Si le chef de bureau marketing de la SAA trouve inutile la mise en oeuvre de cette loi, il n’en n’est pas de même pour un autre cadre de la même société qui estime que l’idéal serait de promulguer une loi qui oblige la multirisque habitation aux citoyens pour peu que celle-ci soit appliquée uniquement sur les nouvelles bâtisses. Une telle proposition rejetée et dans le fond et dans la forme par le directeur des risques simples au sein d’Alliance assurance, Abdelhakim Sellidj.
Celui-ci indiquera que l’assurance habitation doit être facultative. Pour sa part, le secrétaire général du Conseil national des assurances (CNA), Abdelhakim Benbouabdellah indiquera que le caractère obligatoire n’est pas forcément le meilleur.
Et l’exemple le plus édifiants, selon lui, est la CAT-NAT qui en dépit de l’existence d’une loi, les résultats sont toujours insignifiants. Selon lui, la meilleure solution est d’aller vers un rapprochement entre assureur et assuré par le bais d’organisation de portes ouvertes ainsi que par la mise en place d’une communication très précise.
À qui la faute ? C’est l’avis du responsable division marketing de la Société nationale d’assurance, Abdelmalek Benlaribi. Celui-ci soutient, à cor et à cri, que la responsabilité incombe à la fois aux citoyens et aux assureurs : les compagnies d’assurances doivent multiplier sans cesse et sans repit les efforts en matière d’information et de sensibilisation à l’égard des personnes assurables. Les citoyens, quant à eux, doivent se réveiller pour comprendre l’utilité d’une assurance ; un aspect fondamental sur lequel il faut mettre le paquet.

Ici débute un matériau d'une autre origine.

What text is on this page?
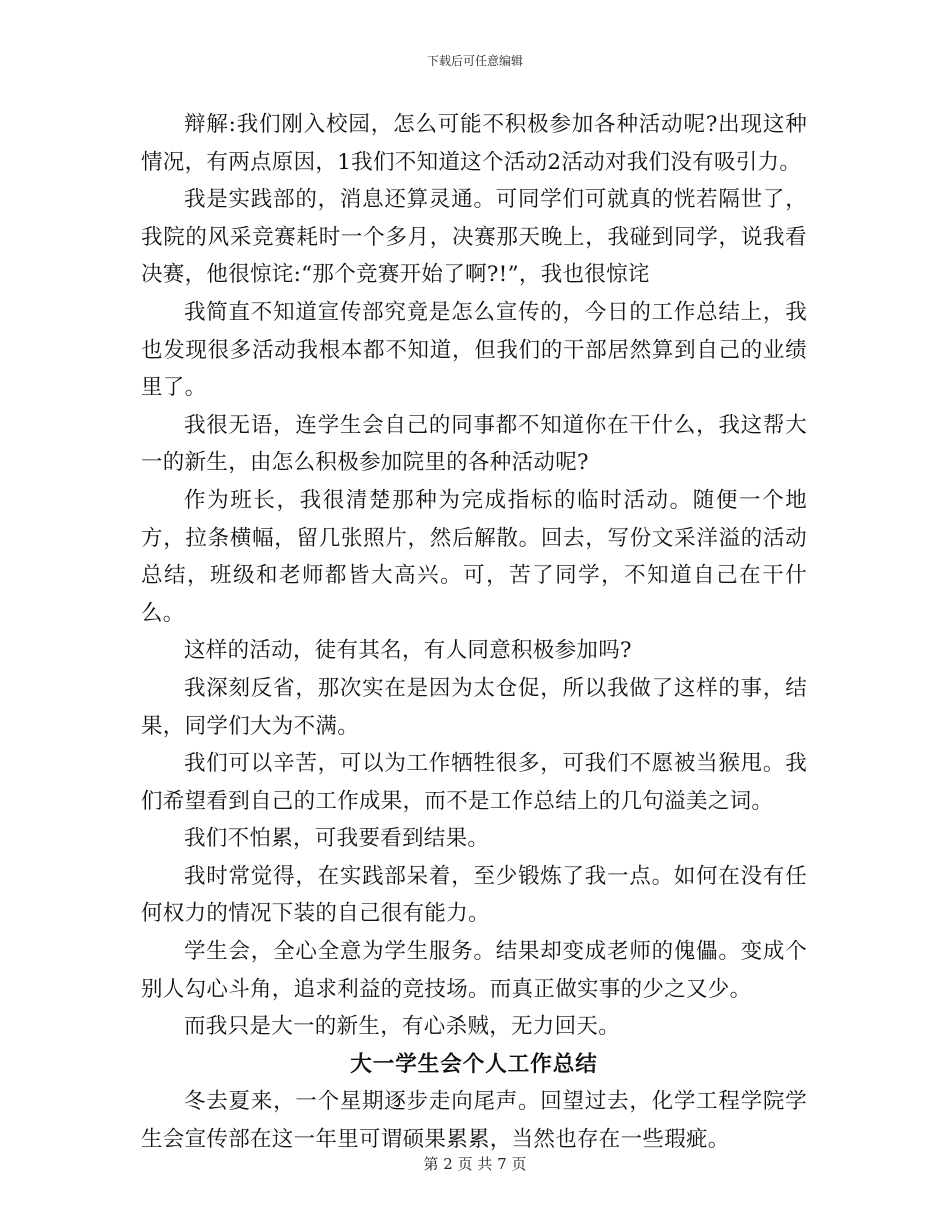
下载后可任意编辑

辩解:我们刚入校园，怎么可能不积极参加各种活动呢?出现这种情况，有两点原因，1我们不知道这个活动2活动对我们没有吸引力。

我是实践部的，消息还算灵通。可同学们可就真的恍若隔世了，我院的风采竞赛耗时一个多月，决赛那天晚上，我碰到同学，说我看决赛，他很惊诧:“那个竞赛开始了啊?!”，我也很惊诧

我简直不知道宣传部究竟是怎么宣传的，今日的工作总结上，我也发现很多活动我根本都不知道，但我们的干部居然算到自己的业绩里了。

我很无语，连学生会自己的同事都不知道你在干什么，我这帮大一的新生，由怎么积极参加院里的各种活动呢?

作为班长，我很清楚那种为完成指标的临时活动。随便一个地方，拉条横幅，留几张照片，然后解散。回去，写份文采洋溢的活动总结，班级和老师都皆大高兴。可，苦了同学，不知道自己在干什么。

这样的活动，徒有其名，有人同意积极参加吗?

我深刻反省，那次实在是因为太仓促，所以我做了这样的事，结果，同学们大为不满。

我们可以辛苦，可以为工作牺牲很多，可我们不愿被当猴甩。我们希望看到自己的工作成果，而不是工作总结上的几句溢美之词。

我们不怕累，可我要看到结果。

我时常觉得，在实践部呆着，至少锻炼了我一点。如何在没有任何权力的情况下装的自己很有能力。

学生会，全心全意为学生服务。结果却变成老师的傀儡。变成个别人勾心斗角，追求利益的竞技场。而真正做实事的少之又少。

而我只是大一的新生，有心杀贼，无力回天。

大一学生会个人工作总结

冬去夏来，一个星期逐步走向尾声。回望过去，化学工程学院学生会宣传部在这一年里可谓硕果累累，当然也存在一些瑕疵。

第 2 页 共 7 页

Pour lui, le contrat d’assurance est avant tout un contrat de droit, un véritable garant en cas de dommage. «Il ne faut jamais dire que l’assurance est chère. Payer une somme de 3 000DA annuellement pour un logement coûtant 5 millions de dinars c’est vraiment un taux raisonnable pour ne pas dire minime. »

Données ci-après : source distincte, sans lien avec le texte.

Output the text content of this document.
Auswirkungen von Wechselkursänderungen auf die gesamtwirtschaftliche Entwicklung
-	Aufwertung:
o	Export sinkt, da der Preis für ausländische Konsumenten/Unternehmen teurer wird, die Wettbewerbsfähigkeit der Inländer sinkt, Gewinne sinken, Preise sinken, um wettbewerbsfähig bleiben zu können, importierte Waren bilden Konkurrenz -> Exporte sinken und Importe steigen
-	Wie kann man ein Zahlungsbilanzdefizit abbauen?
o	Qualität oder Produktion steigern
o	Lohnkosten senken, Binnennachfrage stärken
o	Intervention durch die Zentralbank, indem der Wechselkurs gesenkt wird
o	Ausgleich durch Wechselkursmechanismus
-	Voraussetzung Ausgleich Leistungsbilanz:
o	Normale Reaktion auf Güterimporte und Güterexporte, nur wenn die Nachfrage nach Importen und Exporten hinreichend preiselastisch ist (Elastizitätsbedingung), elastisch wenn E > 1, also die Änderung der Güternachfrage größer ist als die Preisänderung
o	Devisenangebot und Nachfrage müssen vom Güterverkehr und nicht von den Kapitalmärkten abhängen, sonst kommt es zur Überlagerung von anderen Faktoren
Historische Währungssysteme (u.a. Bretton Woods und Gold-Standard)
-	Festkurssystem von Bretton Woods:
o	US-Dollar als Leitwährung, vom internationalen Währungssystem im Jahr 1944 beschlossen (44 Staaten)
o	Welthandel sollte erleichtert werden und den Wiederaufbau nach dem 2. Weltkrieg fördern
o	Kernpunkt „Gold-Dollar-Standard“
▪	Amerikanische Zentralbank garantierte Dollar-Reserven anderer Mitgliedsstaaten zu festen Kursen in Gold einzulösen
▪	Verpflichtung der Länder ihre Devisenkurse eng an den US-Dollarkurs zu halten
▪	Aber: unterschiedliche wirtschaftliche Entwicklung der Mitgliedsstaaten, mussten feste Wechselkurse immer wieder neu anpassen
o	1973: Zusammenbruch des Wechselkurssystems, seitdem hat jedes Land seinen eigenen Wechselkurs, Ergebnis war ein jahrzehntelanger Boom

Actuellement, les performances des compagnies sans exception aucune dans cette branche sont on ne peut plus faible: Rien que pour la SAA, détentrice de 40% du marché national, le nombre des contrats multirisque habitation pour l’année 2009 ne dépasse pas les 32 000 et pas moins de 145 000 contrats concernant la CAT-NAT. Au niveau national, toutes compagnies confondues, les chiffres sont : 450 000 contrats pour la CAT-NAT et 100 000 pour la multirisque habitation, et ce, pour un potentiel assurable de 6 millions d’habitations.

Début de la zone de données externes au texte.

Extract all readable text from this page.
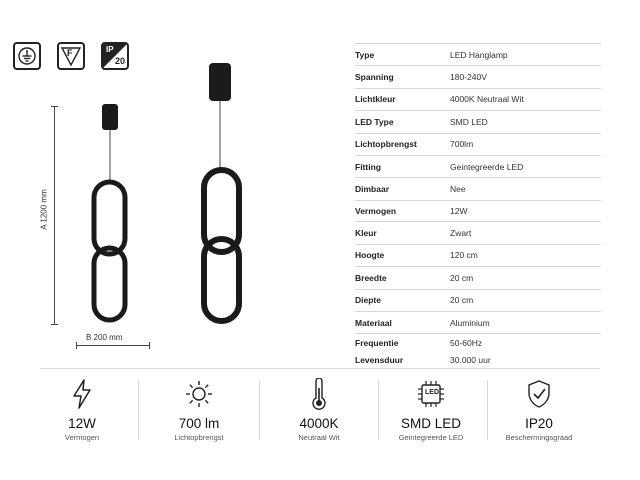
F	IP
20
A 1200 mm
B 200 mm
Type	LED Hanglamp
Spanning	180-240V
Lichtkleur	4000K Neutraal Wit
LED Type	SMD LED
Lichtopbrengst	700lm
Fitting	Geintegreerde LED
Dimbaar	Nee
Vermogen	12W
Kleur	Zwart
Hoogte	120 cm
Breedte	20 cm
Diepte	20 cm
Materiaal	Aluminium
Frequentie	50-60Hz
Levensduur	30.000 uur
12W
Vermogen
700 lm
Lichtopbrengst
4000K
Neutraal Wit
LED
SMD LED
Geintegreerde LED
IP20
Beschermingsgraad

Devant cette situation, la question qui se pose est de savoir quelles sont les mesures à entreprendre à même de booster, cahin-caha, cette branche non sans constituer un maillon faible du chiffre global du secteur. Et là , les assureurs, du moins ceux interrogés préconisent: la mise en place des mécanismes de motivation pour encourager un tant soit peu le personnel des agences d’assurance à sensibiliser les citoyens sur l’utilité de cette assurance.
Comment ? Eh bien à travers entre autres, la révision de l’actuel système de rémunération. Comme il est question de mettre en oeuvre une batterie de mesures. Primo: mettre en place un système de motivation du personnel des agences d’assurance. Secundo: Consacrer un budget publicitaire d’information conséquent.
Tertio: il faut que les compagnies d’assurance ou du moins les responsables aient une vision du marché par rapport à cette question «capitale». Sinon, le constat, aujourd’hui est peu ample : les gens ne sont pas en train d’assurer leurs logements. La faute incombe à la fois aux assureurs et aux citoyens : les premiers pour des raisons de manque à gagner et absence de motivation du personnel n’investissent pas suffisamment dans cette formule.
Les citoyens, à défaut de culture d’assurance et un pouvoir d’achat faible, continuent de fuir les compagnies d’assurance. Mais là jusqu’à quand ce jeu de «cachecache » va encore persister …n’y-a-t-il pas feu en la demeure ? Le feu…une autre garantie couverte par les sociétés d’assurance.